La carcassa del Saltriosauro fu trasportata in acqua dopo la morte dell'animale e si fossilizzò nelle sabbie di un basso fondale marino, non lontano dalla terraferma. Infatti le rocce calcaree che costituiscono la Formazione di Saltrio sono composte in gran parte da scheletri frantumati di echinodermi (ricci, stelle e gigli di mare) e perciò sono note ai geologi con il nome di encriniti. La fauna fossile contenuta è comunque assai più ricca: sono note oltre cento specie di invertebrati marini (ammoniti, nautili, calamari, gasteropodi, bivalvi, brachiopodi, briozoi). Tutte le ammoniti appartengono a specie tipiche (fossili-guida) del piano Sinemuriano e hanno quindi permesso una datazione sicura al Giurassico inferiore (200 milioni di anni fa).

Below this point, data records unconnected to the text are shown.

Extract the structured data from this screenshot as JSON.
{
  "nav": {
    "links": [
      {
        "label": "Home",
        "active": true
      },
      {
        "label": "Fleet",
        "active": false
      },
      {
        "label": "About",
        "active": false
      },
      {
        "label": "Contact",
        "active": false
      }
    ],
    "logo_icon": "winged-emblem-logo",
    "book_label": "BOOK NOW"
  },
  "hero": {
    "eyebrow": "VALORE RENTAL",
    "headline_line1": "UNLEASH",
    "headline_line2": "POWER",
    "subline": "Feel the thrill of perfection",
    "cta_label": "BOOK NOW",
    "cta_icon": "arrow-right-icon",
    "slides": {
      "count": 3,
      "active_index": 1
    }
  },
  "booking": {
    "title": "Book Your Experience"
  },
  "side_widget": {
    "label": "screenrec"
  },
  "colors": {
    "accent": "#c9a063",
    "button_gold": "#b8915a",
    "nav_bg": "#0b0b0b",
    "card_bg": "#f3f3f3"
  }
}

Le tracce fossili di grandi conifere primitive, chiamate araucarie, confermano che all'inizio del Giurassico, in un'area geografica corrispondente a gran parte del Varesotto e del Luganese, esistevano delle terre emerse che si affacciavano sul mare con litorali bassi e frastagliati. Una lingua di terra la cui estensione è ancora sconosciuta, delimitata ad ovest e ad est da due piccoli golfi del vasto oceano chiamato Tetide (che si apriva a sud-est).
Fino a pochi anni fa, l'immagine più comune di questo antico ambiente, ricavata dai soli studi geologici, era quella di un paesaggio marino nel quale erano immerse piccole isole simili agli odierni atolli tropicali. Ma un dinosauro carnivoro di otto metri non può accontentarsi di un'isoletta: la scoperta del Saltriosauro indica che vi erano aree continentali ben più vaste di quanto si pensasse.

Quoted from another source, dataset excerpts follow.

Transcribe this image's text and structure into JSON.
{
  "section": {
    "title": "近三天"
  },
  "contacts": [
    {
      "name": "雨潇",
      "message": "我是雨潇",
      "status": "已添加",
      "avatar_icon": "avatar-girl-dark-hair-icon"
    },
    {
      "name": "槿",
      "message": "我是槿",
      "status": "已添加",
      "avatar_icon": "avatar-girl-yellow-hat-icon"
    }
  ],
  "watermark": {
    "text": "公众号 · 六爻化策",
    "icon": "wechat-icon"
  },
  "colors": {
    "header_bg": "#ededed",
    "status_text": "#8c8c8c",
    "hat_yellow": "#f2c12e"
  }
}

Allo stato attuale delle conoscenza è difficile sapere se le terre emerse nel nord della Lombardia fossero collegate alle piattaforme, ad esse contemporanee, che affiorano nei dintorni di Rovereto, dove in località Lavini di Marco esiste un vasto giacimento di impronte di dinosauri. E' però assai probabile che parenti del Saltriosauro abbiano camminato anche là, e che tra le prede del dinosauro lombardo ci fossero dinosauri vegetariani (sauropodi e ornitopodi) analoghi a quelli che passeggiavano sulla piattaforma trentina.

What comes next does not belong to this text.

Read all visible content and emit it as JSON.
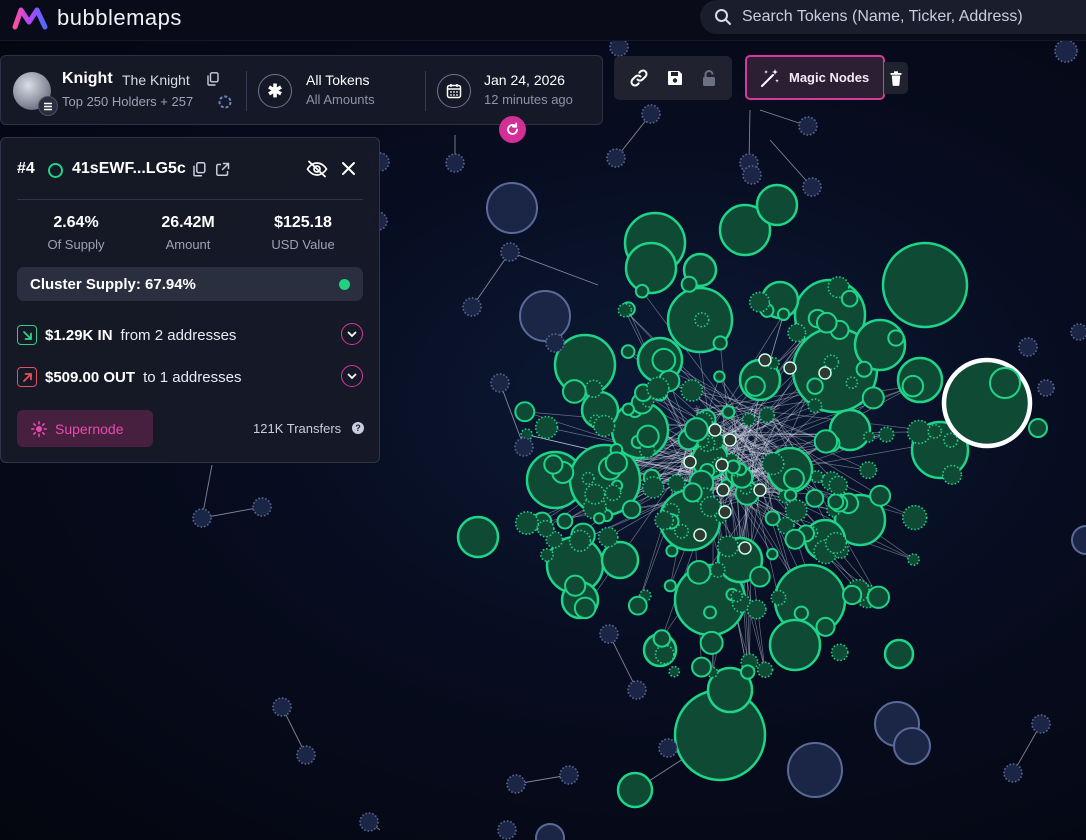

In contemporanea con l'annuncio della scoperta, il Museo di Storia Maturale di Milano ha allestito una piccola esposizione che permette al pubblico di vedere il Saltriosauro da vicino. La mostra si articola in cinque vetrine situate nella sala V (piano terra). Oltre a una mappa che illustra come era la Lombardia 200 milioni di anni fa, tramite fotografie e ricostruzioni è possibile rivivere la scoperta e conoscere le tecniche utilizzate per estrarre le ossa del dinosauro. Al centro di queste vetrine campeggia un grande pannello su cui, in grandezza naturale, è riprodotta la sagoma della parte anteriore del corpo del Saltriosauro e su cui sono ricomposte le ossa conservate (quelle esposte sono copie perfette delle ossa originali). Chiude la mostra un pannello esplicativo sull'evoluzione dei dinosauri carnivori, aggiornato secondo le più recenti teorie.
Una copia del Saltriosauro è esposta anche al Museo dei Fossili di Besano (Varese).